The Kenai Peninsula salmon season that was so good for commercial fishermen and not so good for the masses appears to be working its way to an ugly end.
On Monday, one day after the extremely popular dipnet fishery at the mouth of the Kenai River closed for the season, an Alaska Department of Fish and Game sonar tallied a flood of 52,674 sockeye into the river.
It was the biggest daily return of the year, but there were no dipnetters on the beach to take advantage. The season has closed a day earlier.
Asked to extend it, Fish and Game refused, arguing that the incidental catch of coho salmon starts to increase in August and that some dipnetters would not be able to fish because they had already returned their permits with the end of the season on July 31.
On the day after the dipnet fishery closed, the commercial fishery reported the harvest of 5,300 coho and another 80,824 sockeye bringing the season’s sockeye catch to more than 2.1 million.
They also reported the catch of a few hundred Chinook to bring their season total to more than 6,500. In a historical sense that isn’t much, but coming as it did on the day the Alaska Department of Fish and Game confessed to a significant boo-boo, it didn’t look good.
Good king run not so good
Fish and Game on Aug. 1 revealed the promised return of 22,500 late-run Kenai Chinook – the big kings – would not be materialize. This after biologists spent most of July trumpeting how good things looked.
“A dreary Chinook run has plagued the Kenai River for the past few years, but numbers for 2015 shine a somewhat bright light on the state’s most heavily fished river and most iconic species,” reporter DJ Summers of the Alaska Journal of Commerce wrote on July 22 after talking to state officials.

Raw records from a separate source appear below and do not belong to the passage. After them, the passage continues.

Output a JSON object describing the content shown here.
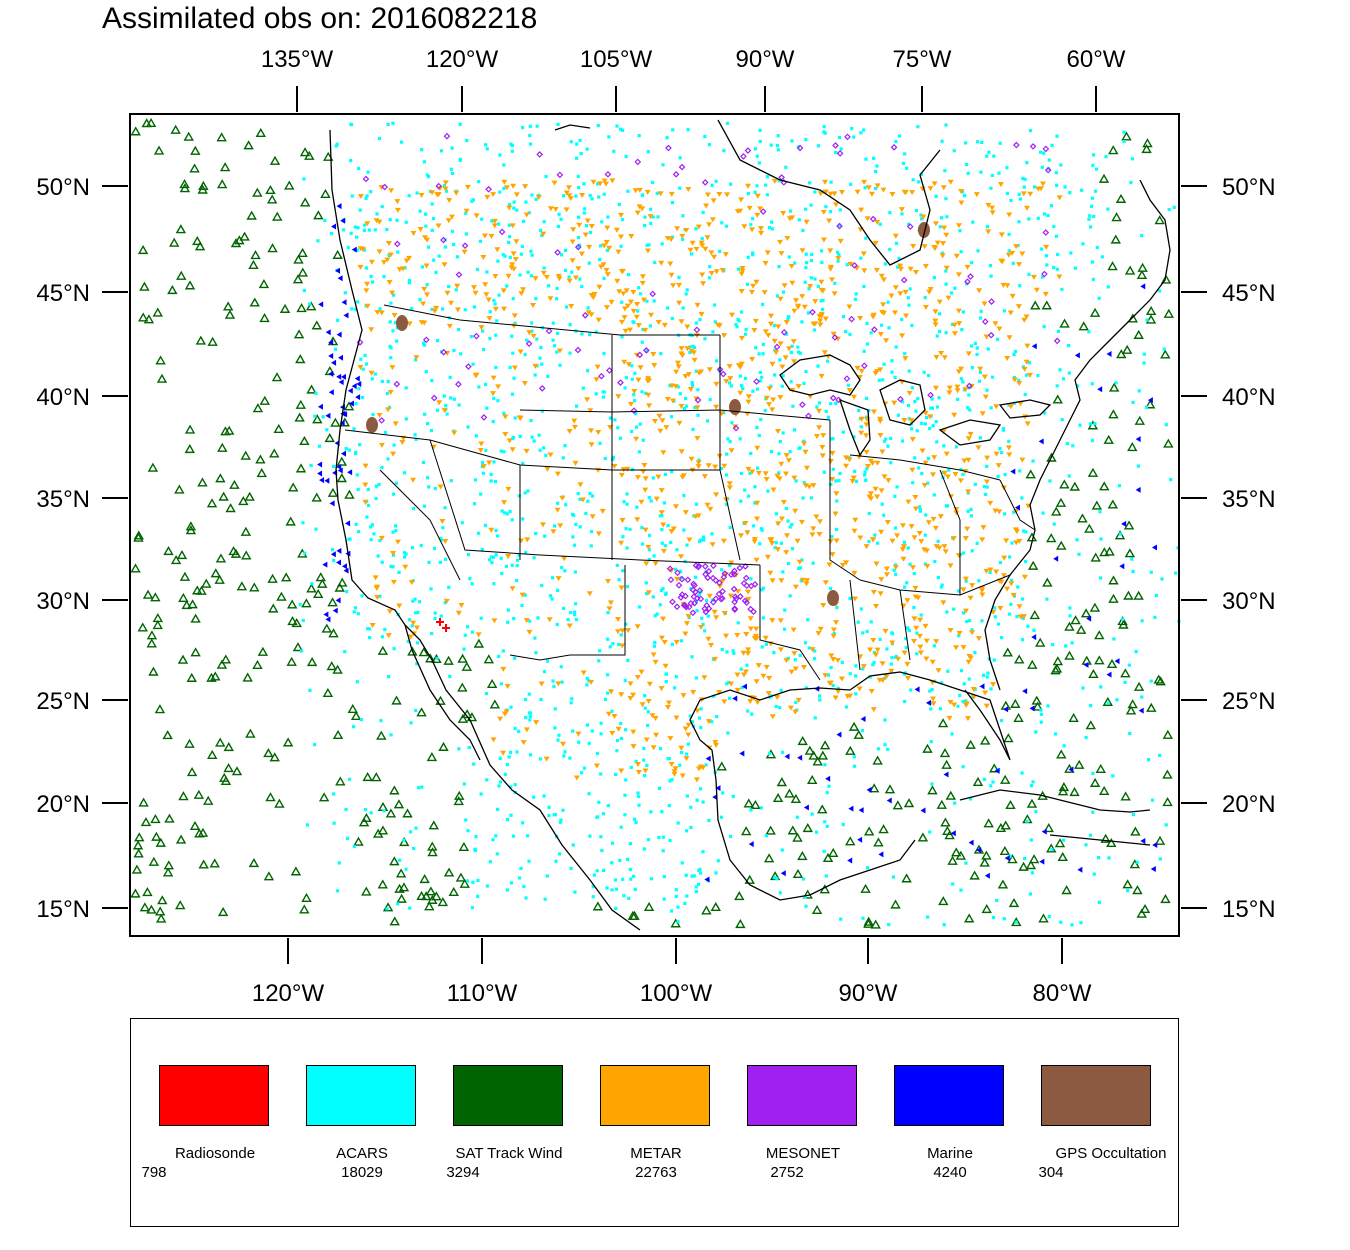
{
  "title": "Assimilated obs on: 2016082218",
  "top_axis_ticks": [
    "135°W",
    "120°W",
    "105°W",
    "90°W",
    "75°W",
    "60°W"
  ],
  "bottom_axis_ticks": [
    "120°W",
    "110°W",
    "100°W",
    "90°W",
    "80°W"
  ],
  "lat_ticks": [
    "50°N",
    "45°N",
    "40°N",
    "35°N",
    "30°N",
    "25°N",
    "20°N",
    "15°N"
  ],
  "legend": [
    {
      "name": "Radiosonde",
      "count": "798",
      "color": "#ff0000"
    },
    {
      "name": "ACARS",
      "count": "18029",
      "color": "#00ffff"
    },
    {
      "name": "SAT Track Wind",
      "count": "3294",
      "color": "#006400"
    },
    {
      "name": "METAR",
      "count": "22763",
      "color": "#ffa500"
    },
    {
      "name": "MESONET",
      "count": "2752",
      "color": "#a020f0"
    },
    {
      "name": "Marine",
      "count": "4240",
      "color": "#0000ff"
    },
    {
      "name": "GPS Occultation",
      "count": "304",
      "color": "#8b5a40"
    }
  ]
}
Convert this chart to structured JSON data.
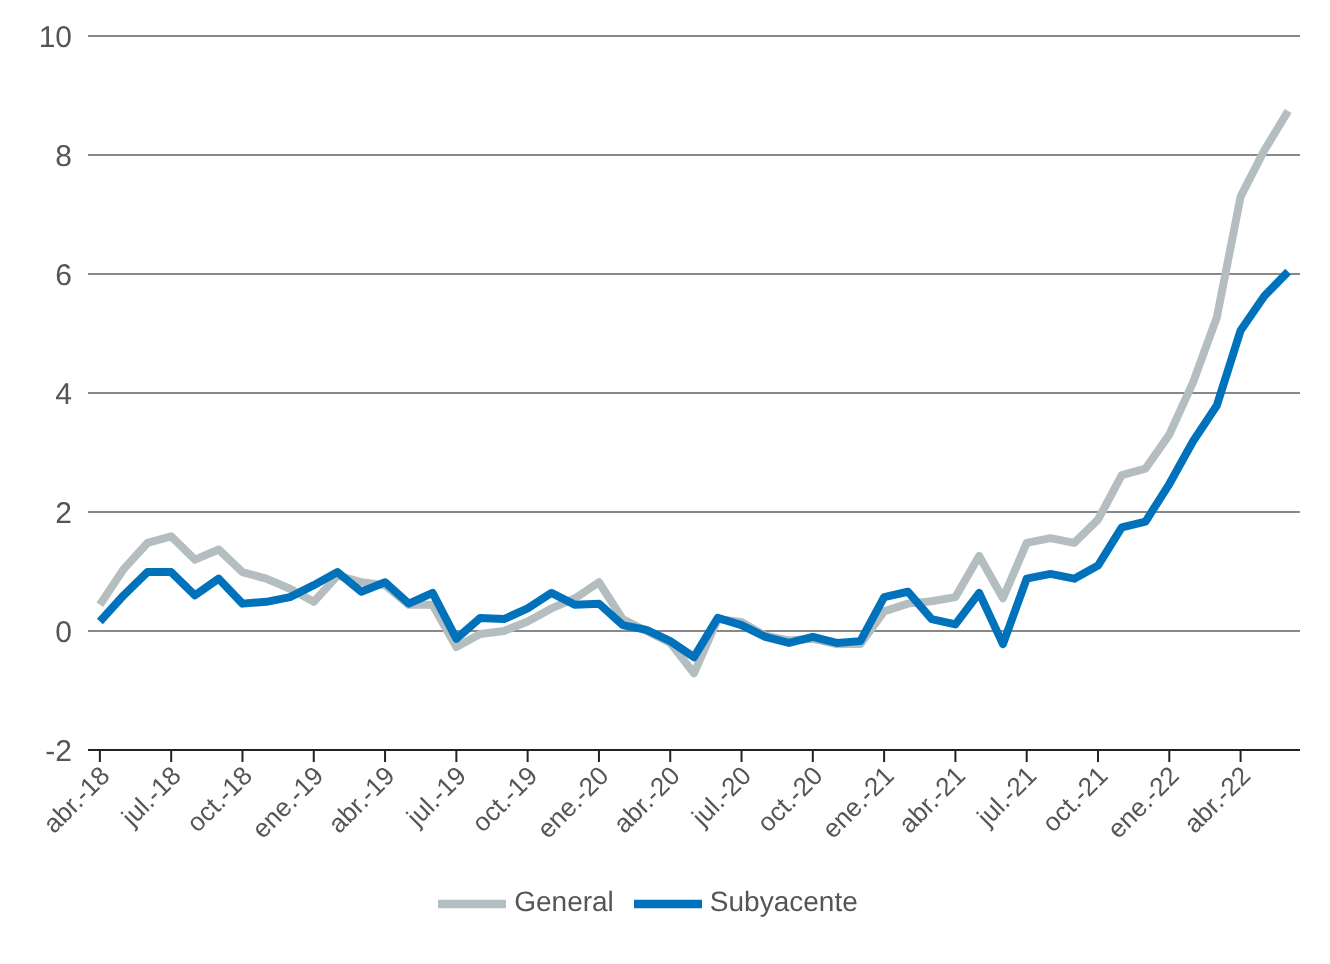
{
  "chart_data": {
    "type": "line",
    "categories": [
      "abr.-18",
      null,
      null,
      "jul.-18",
      null,
      null,
      "oct.-18",
      null,
      null,
      "ene.-19",
      null,
      null,
      "abr.-19",
      null,
      null,
      "jul.-19",
      null,
      null,
      "oct.-19",
      null,
      null,
      "ene.-20",
      null,
      null,
      "abr.-20",
      null,
      null,
      "jul.-20",
      null,
      null,
      "oct.-20",
      null,
      null,
      "ene.-21",
      null,
      null,
      "abr.-21",
      null,
      null,
      "jul.-21",
      null,
      null,
      "oct.-21",
      null,
      null,
      "ene.-22",
      null,
      null,
      "abr.-22",
      null,
      null
    ],
    "series": [
      {
        "name": "General",
        "color": "#b4bec0",
        "values": [
          0.44,
          1.04,
          1.48,
          1.59,
          1.2,
          1.37,
          0.99,
          0.88,
          0.71,
          0.49,
          0.93,
          0.82,
          0.77,
          0.44,
          0.44,
          -0.27,
          -0.05,
          0,
          0.16,
          0.38,
          0.55,
          0.82,
          0.2,
          0,
          -0.2,
          -0.71,
          0.2,
          0.15,
          -0.08,
          -0.16,
          -0.13,
          -0.22,
          -0.22,
          0.33,
          0.46,
          0.5,
          0.57,
          1.26,
          0.55,
          1.48,
          1.56,
          1.48,
          1.87,
          2.62,
          2.73,
          3.3,
          4.18,
          5.27,
          7.3,
          8.08,
          8.74
        ]
      },
      {
        "name": "Subyacente",
        "color": "#0072bc",
        "values": [
          0.16,
          0.6,
          0.99,
          0.99,
          0.6,
          0.88,
          0.46,
          0.49,
          0.57,
          0.77,
          0.99,
          0.66,
          0.82,
          0.46,
          0.64,
          -0.13,
          0.22,
          0.2,
          0.38,
          0.64,
          0.44,
          0.46,
          0.1,
          0.02,
          -0.17,
          -0.44,
          0.22,
          0.1,
          -0.1,
          -0.2,
          -0.1,
          -0.2,
          -0.17,
          0.57,
          0.66,
          0.2,
          0.11,
          0.64,
          -0.22,
          0.88,
          0.96,
          0.88,
          1.1,
          1.74,
          1.84,
          2.47,
          3.19,
          3.79,
          5.05,
          5.63,
          6.04
        ]
      }
    ],
    "ylim": [
      -2,
      10
    ],
    "yticks": [
      -2,
      0,
      2,
      4,
      6,
      8,
      10
    ],
    "grid": "y",
    "legend": "bottom",
    "marker": "none",
    "line_style": "solid"
  }
}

The “bright light” is that the run isn’t the disaster of 2014 when the minimum escapement goal of 15,000 was barely met, but it looks like it is going to end up worse than the mediocre 23,705 return of last summer.
All of this and more – the fabled Russian River sockeye salmon run which should at the moment be building toward an early August peak is just stumbling along – is playing out in the lead up to a winter meeting of the Alaska Board of Fisheries where Cook Inlet salmon management is again on the agenda.
Historically, anglers have sometimes made noise at these meetings, but commercial fishing interests have almost always carried the day. General Alaskan frustration at board decisions to weight allocation heavily toward commercial fishing led 43,000 Alaskans to sign a petition to put an initiative on the ballot which would have allowed a vote on whether to ban set gillnets in urban areas of Alaska, including the Kenai Peninsula, this year.
Set gillnets are one of four major types of gear used to commercially harvest salmon in the 49th state. The initiative was challenged as an unconstitutional allocation of a public resource to non-commercial fishermen, and the state Supreme Court agreed thus creating a perfect Catch 22:
An underclass majority unable to obtain what it thought an adequate allocation in a process dominated by the monied-class was denied the opportunity for a public vote to change the system because that could create to an allocation.
Social media fish war
What happens next remains to be seen, but Gary Barnes, a cranky old fisherman in Soldotna, has been working hard to create a social media firestorm. Barnes used to run an online forum at AlaskaOutdoorJournal.com, but shut it down and moved the Journal onto Facebook.
He now has 10,000 followers there, and he has been doing his best to fire them up.
“Major changes are in order for the way both of these URBAN SOCKEYE RUNS are managed for the present day user groups numbering in the HALF MILLION Alaskans and visitors each year,” he posted Tuesday “The Board of Fish process is a democratic process DESIGNED to allow the PUBLIC to participate in regulatory changes….IF they participate. This will be our year to make our presence FELT and our voices HEARD, in writing, in petition signatures, in electronic comments and in our own testimony. KEEP YOUR TORCHES BURNING AND YOUR PITCH FORKS AT ARMS LENGTH!”
Whether anyone responds won’t really be known until winter.
Commercial fishermen say they find the use of social media interesting, but not particularly worrisome. Dipnetter and angler interest in fishing, they note, ends almost as soon as the fishing ends and doesn’t pick up again until the fishing is due to resume.
If Barnes can get people to pick up torches and pitchforks when the salmon fishing is non-existent because the rivers in Alaska are all frozen, it will be a first.